Berry noted two important developments: effective public relations to make the strike a national story and making Seyfarth, Shaw's presence an issue:
We didn't win because we had the power to win, we had to do a little bit of finessing. Nobody knew we were on strike, Normal was out of the news and we wanted to be in the news. Halfway through the strike, the Chicago Tribune got wind of it and had an interview with Ron Lawson in jail and played that up as a big story. That was breaking out of the local market into the national market. News coverage put the Town's tactics under public scrutiny and ultimately put pressure on the Town Council to settle.
Seyfarth, Shaw always attacked Mike Lass and then me, we were the outside agitators, we were starting the strikes, when in fact, they were. So we started making them the issue. It was their strike, they were manipulating the Town. I was developing that issue and it started getting some national coverage. That's where the wives came in. We didn't have any people on strike to do the work, they were all in jail. So it really came to the women, the wives had to carry the outside support.
Berry, like Lass, credited the wider community involvement as critical to sustaining the small group of fire fighters:
The students were very important in that strike. And this was really a total community effort. This one couldn't have been done without involving everybody, students, the community. This was much more Mike's, like an antiwar organizing where we're activating everybody. The other ones, seven, eight day strikes, you're basically dealing with it as a labor matter. But when it's fifty-six days they had to develop a political movement. Other labor unions had to be involved.
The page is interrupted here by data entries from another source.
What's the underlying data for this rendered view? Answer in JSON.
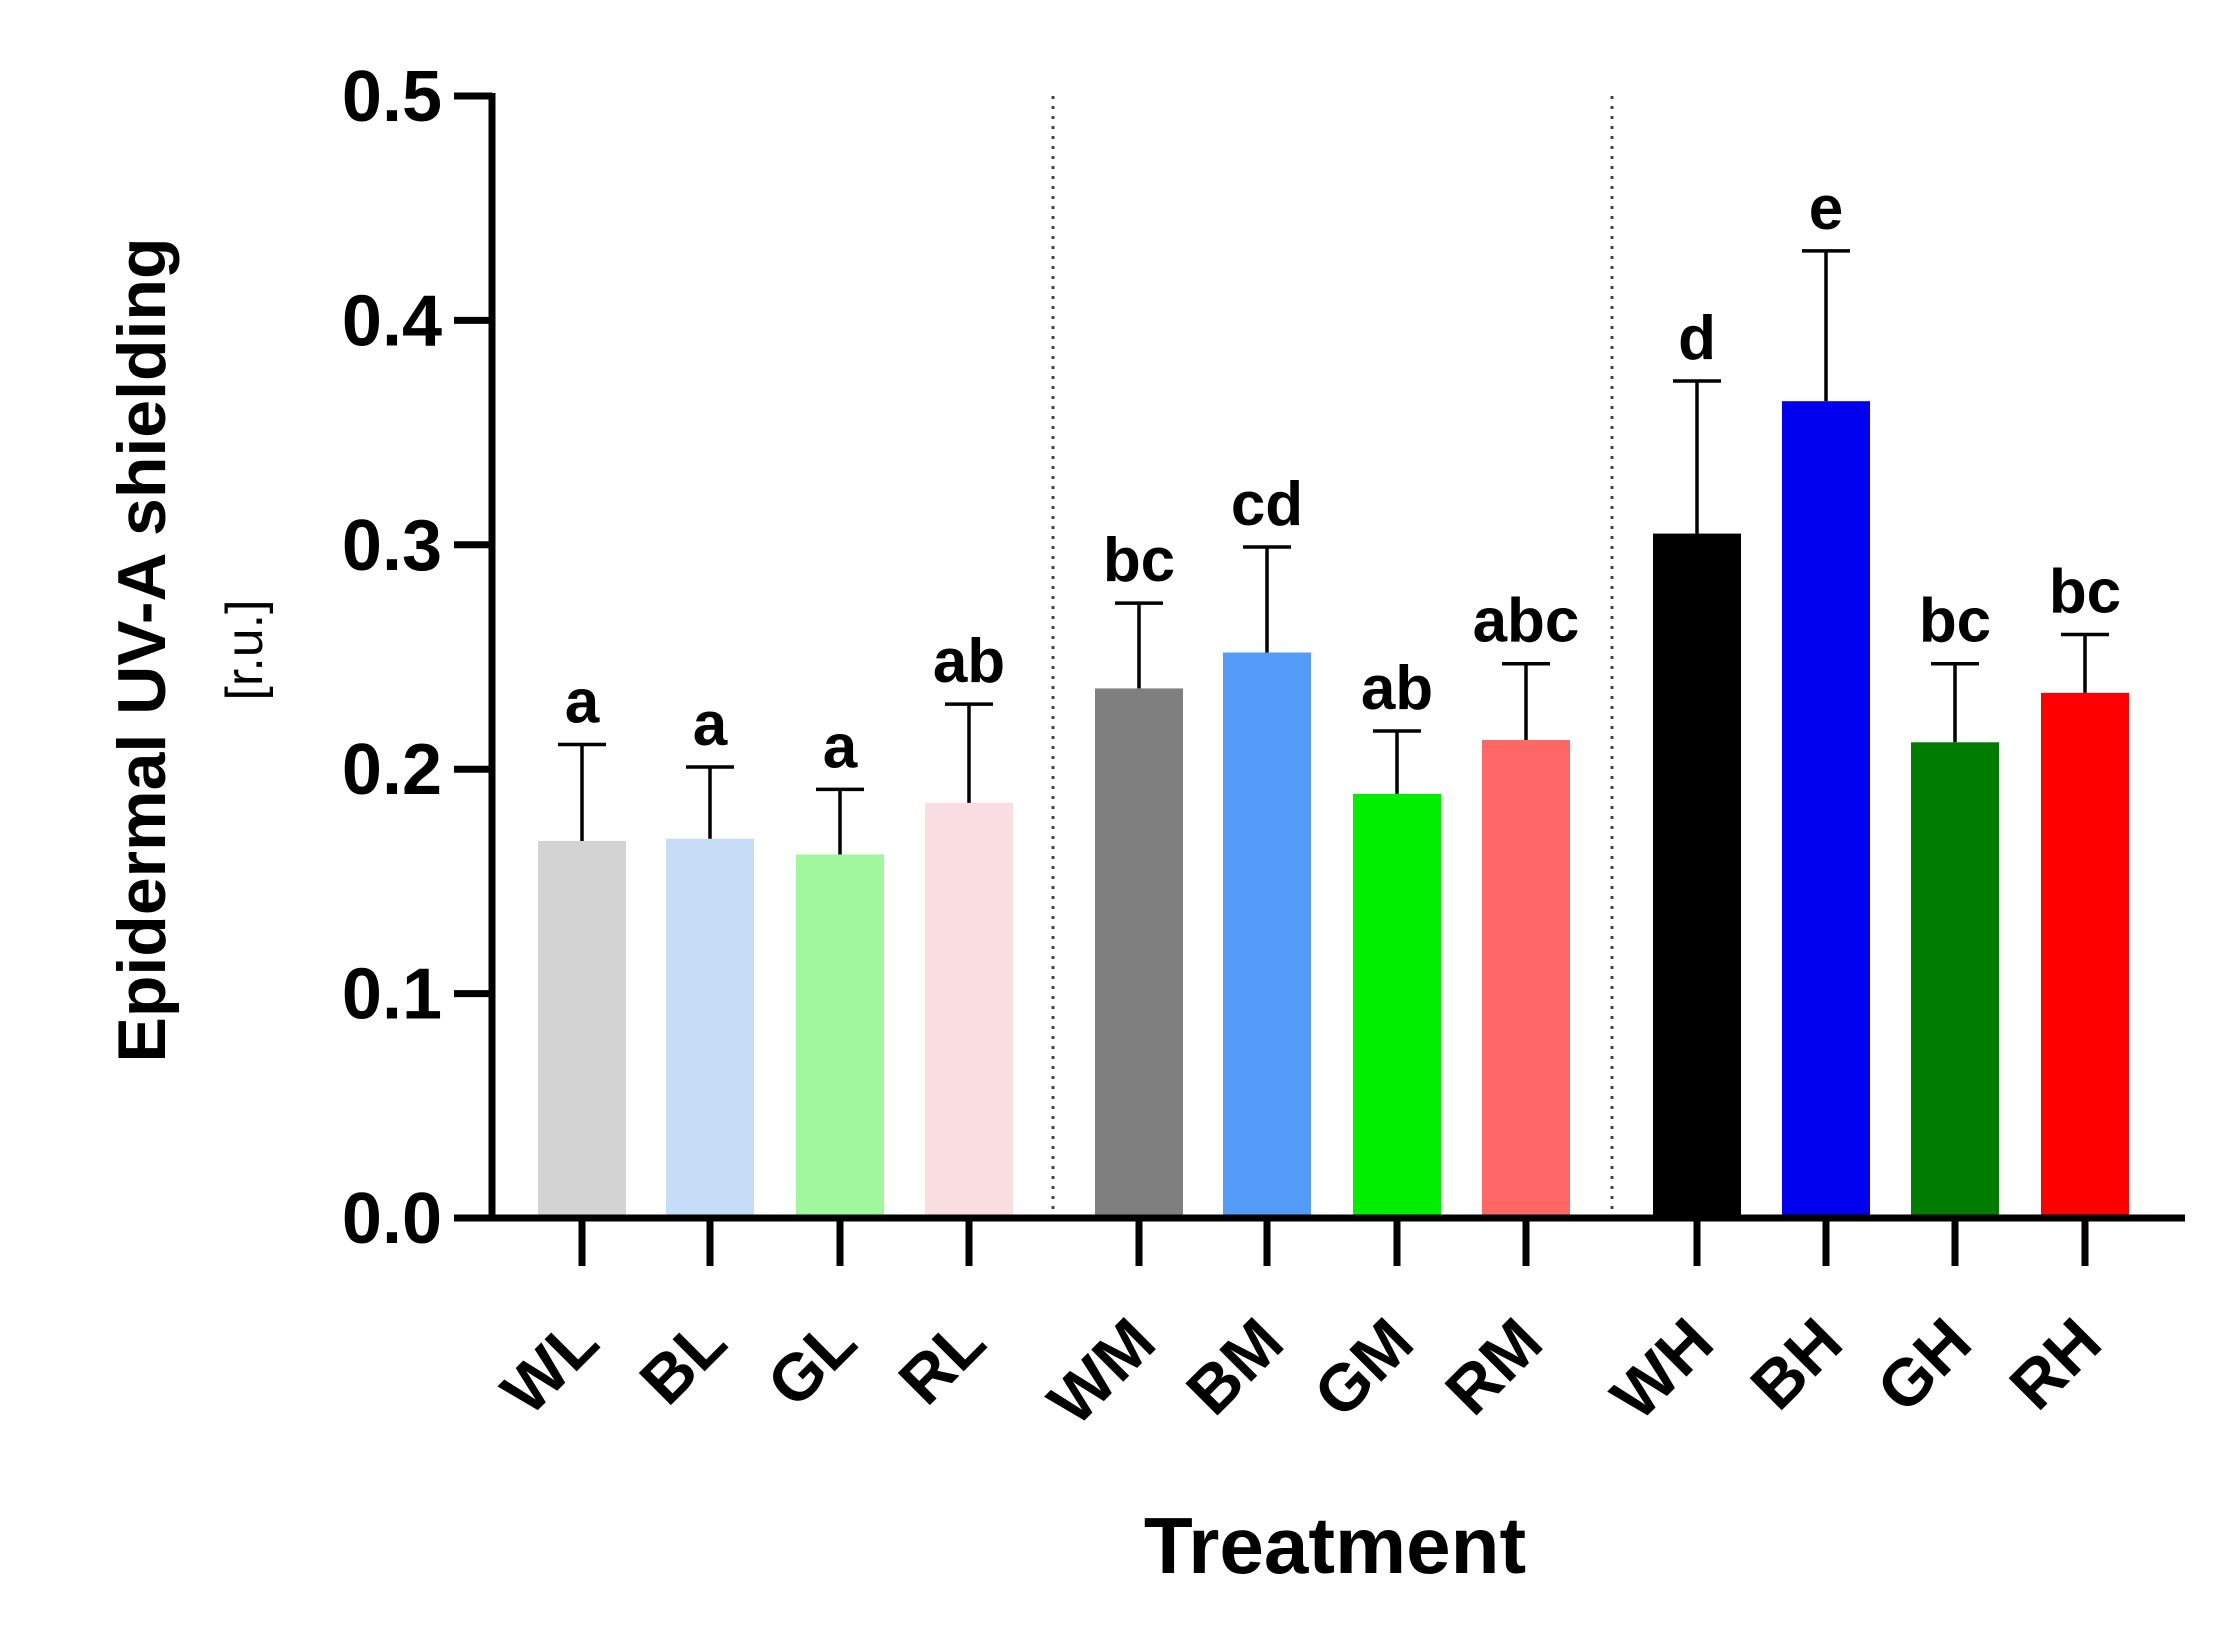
{
  "chart_data": {
    "type": "bar",
    "xlabel": "Treatment",
    "ylabel": "Epidermal UV-A shielding",
    "ylabel_unit": "[r.u.]",
    "ylim": [
      0,
      0.5
    ],
    "yticks": [
      "0.0",
      "0.1",
      "0.2",
      "0.3",
      "0.4",
      "0.5"
    ],
    "ytick_values": [
      0,
      0.1,
      0.2,
      0.3,
      0.4,
      0.5
    ],
    "grid": false,
    "group_separators": "dotted lines between treatment groups",
    "categories": [
      "WL",
      "BL",
      "GL",
      "RL",
      "WM",
      "BM",
      "GM",
      "RM",
      "WH",
      "BH",
      "GH",
      "RH"
    ],
    "values": [
      0.168,
      0.169,
      0.162,
      0.185,
      0.236,
      0.252,
      0.189,
      0.213,
      0.305,
      0.364,
      0.212,
      0.234
    ],
    "errors": [
      0.043,
      0.032,
      0.029,
      0.044,
      0.038,
      0.047,
      0.028,
      0.034,
      0.068,
      0.067,
      0.035,
      0.026
    ],
    "significance": [
      "a",
      "a",
      "a",
      "ab",
      "bc",
      "cd",
      "ab",
      "abc",
      "d",
      "e",
      "bc",
      "bc"
    ],
    "colors": [
      "#d3d3d3",
      "#c6dcf7",
      "#a0f79e",
      "#f9dde0",
      "#7f7f7f",
      "#529cf7",
      "#00ee00",
      "#ff6666",
      "#000000",
      "#0000ee",
      "#007c00",
      "#ff0000"
    ]
  }
}
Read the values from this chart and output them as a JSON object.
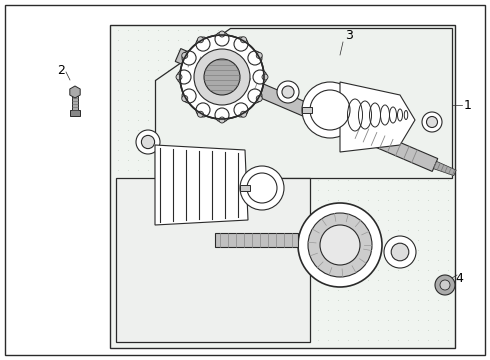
{
  "fig_width": 4.9,
  "fig_height": 3.6,
  "dpi": 100,
  "bg_color": "#ffffff",
  "panel_bg": "#f0f0f0",
  "dot_color": "#cccccc",
  "line_color": "#2a2a2a",
  "part_fill": "#ffffff",
  "part_gray": "#cccccc",
  "part_dark": "#888888",
  "label_fontsize": 9
}
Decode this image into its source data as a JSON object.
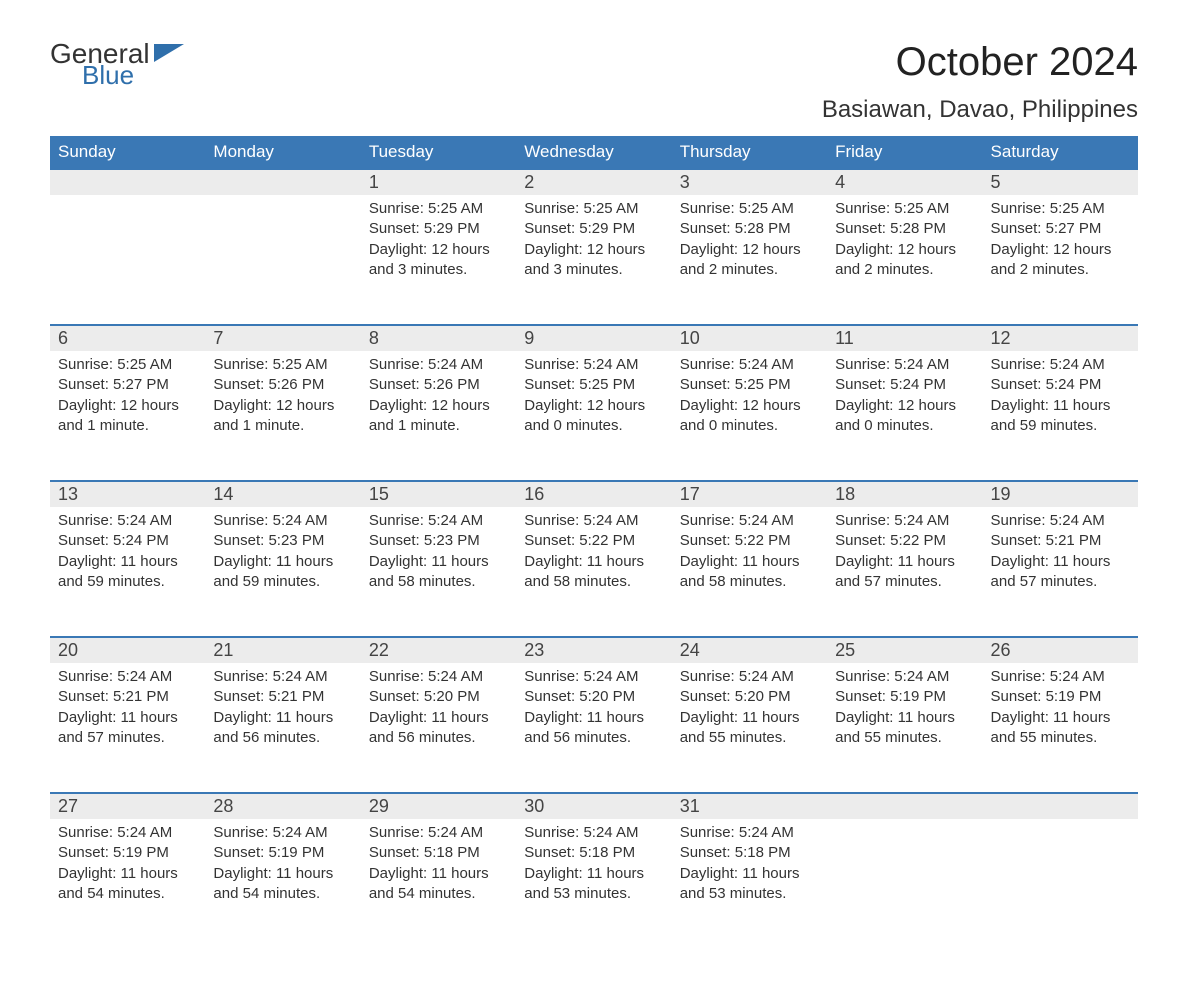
{
  "logo": {
    "part1": "General",
    "part2": "Blue"
  },
  "title": "October 2024",
  "location": "Basiawan, Davao, Philippines",
  "colors": {
    "header_bg": "#3a78b5",
    "header_text": "#ffffff",
    "daynum_bg": "#ececec",
    "row_border": "#3a78b5",
    "body_text": "#333333",
    "accent_blue": "#2f6fab",
    "background": "#ffffff"
  },
  "typography": {
    "title_fontsize": 40,
    "location_fontsize": 24,
    "dayheader_fontsize": 17,
    "daynum_fontsize": 18,
    "cell_fontsize": 15
  },
  "calendar": {
    "type": "table",
    "columns": [
      "Sunday",
      "Monday",
      "Tuesday",
      "Wednesday",
      "Thursday",
      "Friday",
      "Saturday"
    ],
    "weeks": [
      [
        null,
        null,
        {
          "n": "1",
          "sr": "5:25 AM",
          "ss": "5:29 PM",
          "dl": "12 hours and 3 minutes."
        },
        {
          "n": "2",
          "sr": "5:25 AM",
          "ss": "5:29 PM",
          "dl": "12 hours and 3 minutes."
        },
        {
          "n": "3",
          "sr": "5:25 AM",
          "ss": "5:28 PM",
          "dl": "12 hours and 2 minutes."
        },
        {
          "n": "4",
          "sr": "5:25 AM",
          "ss": "5:28 PM",
          "dl": "12 hours and 2 minutes."
        },
        {
          "n": "5",
          "sr": "5:25 AM",
          "ss": "5:27 PM",
          "dl": "12 hours and 2 minutes."
        }
      ],
      [
        {
          "n": "6",
          "sr": "5:25 AM",
          "ss": "5:27 PM",
          "dl": "12 hours and 1 minute."
        },
        {
          "n": "7",
          "sr": "5:25 AM",
          "ss": "5:26 PM",
          "dl": "12 hours and 1 minute."
        },
        {
          "n": "8",
          "sr": "5:24 AM",
          "ss": "5:26 PM",
          "dl": "12 hours and 1 minute."
        },
        {
          "n": "9",
          "sr": "5:24 AM",
          "ss": "5:25 PM",
          "dl": "12 hours and 0 minutes."
        },
        {
          "n": "10",
          "sr": "5:24 AM",
          "ss": "5:25 PM",
          "dl": "12 hours and 0 minutes."
        },
        {
          "n": "11",
          "sr": "5:24 AM",
          "ss": "5:24 PM",
          "dl": "12 hours and 0 minutes."
        },
        {
          "n": "12",
          "sr": "5:24 AM",
          "ss": "5:24 PM",
          "dl": "11 hours and 59 minutes."
        }
      ],
      [
        {
          "n": "13",
          "sr": "5:24 AM",
          "ss": "5:24 PM",
          "dl": "11 hours and 59 minutes."
        },
        {
          "n": "14",
          "sr": "5:24 AM",
          "ss": "5:23 PM",
          "dl": "11 hours and 59 minutes."
        },
        {
          "n": "15",
          "sr": "5:24 AM",
          "ss": "5:23 PM",
          "dl": "11 hours and 58 minutes."
        },
        {
          "n": "16",
          "sr": "5:24 AM",
          "ss": "5:22 PM",
          "dl": "11 hours and 58 minutes."
        },
        {
          "n": "17",
          "sr": "5:24 AM",
          "ss": "5:22 PM",
          "dl": "11 hours and 58 minutes."
        },
        {
          "n": "18",
          "sr": "5:24 AM",
          "ss": "5:22 PM",
          "dl": "11 hours and 57 minutes."
        },
        {
          "n": "19",
          "sr": "5:24 AM",
          "ss": "5:21 PM",
          "dl": "11 hours and 57 minutes."
        }
      ],
      [
        {
          "n": "20",
          "sr": "5:24 AM",
          "ss": "5:21 PM",
          "dl": "11 hours and 57 minutes."
        },
        {
          "n": "21",
          "sr": "5:24 AM",
          "ss": "5:21 PM",
          "dl": "11 hours and 56 minutes."
        },
        {
          "n": "22",
          "sr": "5:24 AM",
          "ss": "5:20 PM",
          "dl": "11 hours and 56 minutes."
        },
        {
          "n": "23",
          "sr": "5:24 AM",
          "ss": "5:20 PM",
          "dl": "11 hours and 56 minutes."
        },
        {
          "n": "24",
          "sr": "5:24 AM",
          "ss": "5:20 PM",
          "dl": "11 hours and 55 minutes."
        },
        {
          "n": "25",
          "sr": "5:24 AM",
          "ss": "5:19 PM",
          "dl": "11 hours and 55 minutes."
        },
        {
          "n": "26",
          "sr": "5:24 AM",
          "ss": "5:19 PM",
          "dl": "11 hours and 55 minutes."
        }
      ],
      [
        {
          "n": "27",
          "sr": "5:24 AM",
          "ss": "5:19 PM",
          "dl": "11 hours and 54 minutes."
        },
        {
          "n": "28",
          "sr": "5:24 AM",
          "ss": "5:19 PM",
          "dl": "11 hours and 54 minutes."
        },
        {
          "n": "29",
          "sr": "5:24 AM",
          "ss": "5:18 PM",
          "dl": "11 hours and 54 minutes."
        },
        {
          "n": "30",
          "sr": "5:24 AM",
          "ss": "5:18 PM",
          "dl": "11 hours and 53 minutes."
        },
        {
          "n": "31",
          "sr": "5:24 AM",
          "ss": "5:18 PM",
          "dl": "11 hours and 53 minutes."
        },
        null,
        null
      ]
    ],
    "labels": {
      "sunrise": "Sunrise: ",
      "sunset": "Sunset: ",
      "daylight": "Daylight: "
    }
  }
}
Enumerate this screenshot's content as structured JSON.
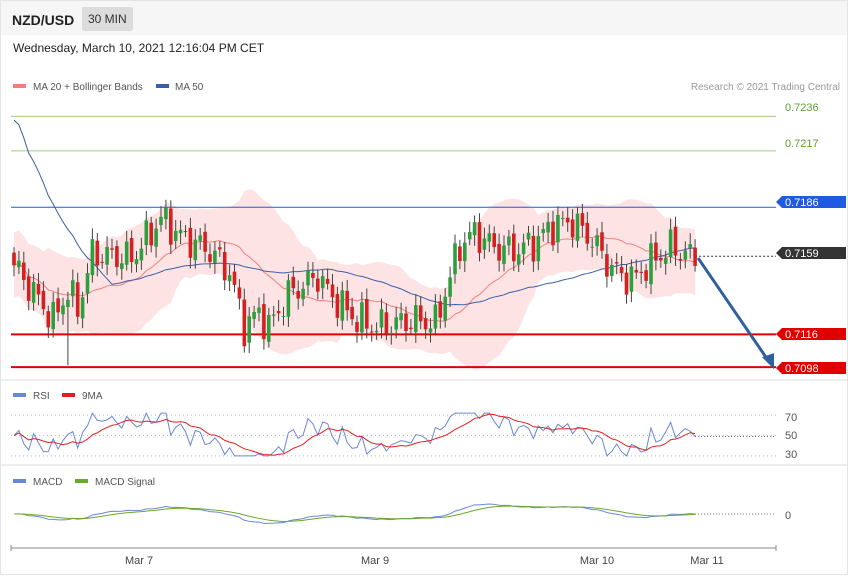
{
  "header": {
    "pair": "NZD/USD",
    "timeframe": "30 MIN",
    "timestamp": "Wednesday, March 10, 2021 12:16:04 PM CET"
  },
  "colors": {
    "bb": "#f08080",
    "ma50": "#3a5fa8",
    "green_line": "#9dcf7a",
    "blue_line": "#1f5ae0",
    "red_line": "#e00000",
    "bull": "#2e9e3e",
    "bear": "#d42020",
    "rsi": "#6a86d8",
    "rsi_ma": "#e02020",
    "macd": "#6a86d8",
    "macd_signal": "#6aaa2a",
    "arrow": "#2f5f9f"
  },
  "chart_data": [
    {
      "type": "candlestick",
      "title": "",
      "legend": [
        {
          "label": "MA 20 + Bollinger Bands",
          "color": "#f08080"
        },
        {
          "label": "MA 50",
          "color": "#3a5fa8"
        }
      ],
      "attribution": "Research © 2021 Trading Central",
      "x_ticks": [
        "Mar 7",
        "Mar 9",
        "Mar 10",
        "Mar 11"
      ],
      "ylim": [
        0.7092,
        0.7245
      ],
      "levels": [
        {
          "value": 0.7236,
          "label": "0.7236",
          "kind": "target"
        },
        {
          "value": 0.7217,
          "label": "0.7217",
          "kind": "target"
        },
        {
          "value": 0.7186,
          "label": "0.7186",
          "kind": "resistance"
        },
        {
          "value": 0.7159,
          "label": "0.7159",
          "kind": "current"
        },
        {
          "value": 0.7116,
          "label": "0.7116",
          "kind": "support"
        },
        {
          "value": 0.7098,
          "label": "0.7098",
          "kind": "support"
        }
      ],
      "forecast_arrow": {
        "from": 0.7158,
        "to": 0.7098
      }
    },
    {
      "type": "line",
      "title": "",
      "legend": [
        {
          "label": "RSI",
          "color": "#6a86d8"
        },
        {
          "label": "9MA",
          "color": "#e02020"
        }
      ],
      "levels": [
        70,
        50,
        30
      ],
      "level_labels": [
        "70",
        "50",
        "30"
      ],
      "ylim": [
        24,
        80
      ]
    },
    {
      "type": "line",
      "title": "",
      "legend": [
        {
          "label": "MACD",
          "color": "#6a86d8"
        },
        {
          "label": "MACD Signal",
          "color": "#6aaa2a"
        }
      ],
      "zero_label": "0"
    }
  ]
}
There was a key point there right toward the end. The Trades & Labor Council, they didn't come to undercut us, they supported us. They actually were going to take their money out and boycott local banks. All that had an impact. It took that to overcome the strong psychological commitment that the Town had to beat us. When we had that guerilla theater, that was also very important, because there was a point where they wanted us to become violent and there were people that might have done it. They were getting very frustrated and very angry. And that whole guerilla thing with the students converted that anger into ridicule. That was a much better tactic that defused the hostility that was developing. It was all part of being a mass movement, as opposed to just strictly a strike and a labor dispute.
I think Normal was a strategic strike where we beat them when they should have beat us. They had everything going for them and they still didn't beat us. It was a big enough issue that a lot of people realized there had to be a better way to resolve a labor dispute. And the next one was Aurora. There was another one where they should have beat us and they almost did too. And then Chicago. Those three, each one was a stepping stone. Those are the ones that had statewide impact.
Normal helped boost publicity and commitment to a statewide collective bargaining bill. If strikes like this continued to garner national media attention, it spurred cries for political change. Much of the publicity was ridicule, mocking the town's name of Normal. Some was sympathetic to the fire fighters, Time magazine featuring a cartoon of fire fighters tied up with a hose and guarded by a shotgun toting sheriff. The cartoon's caption: "Welcome to Normal."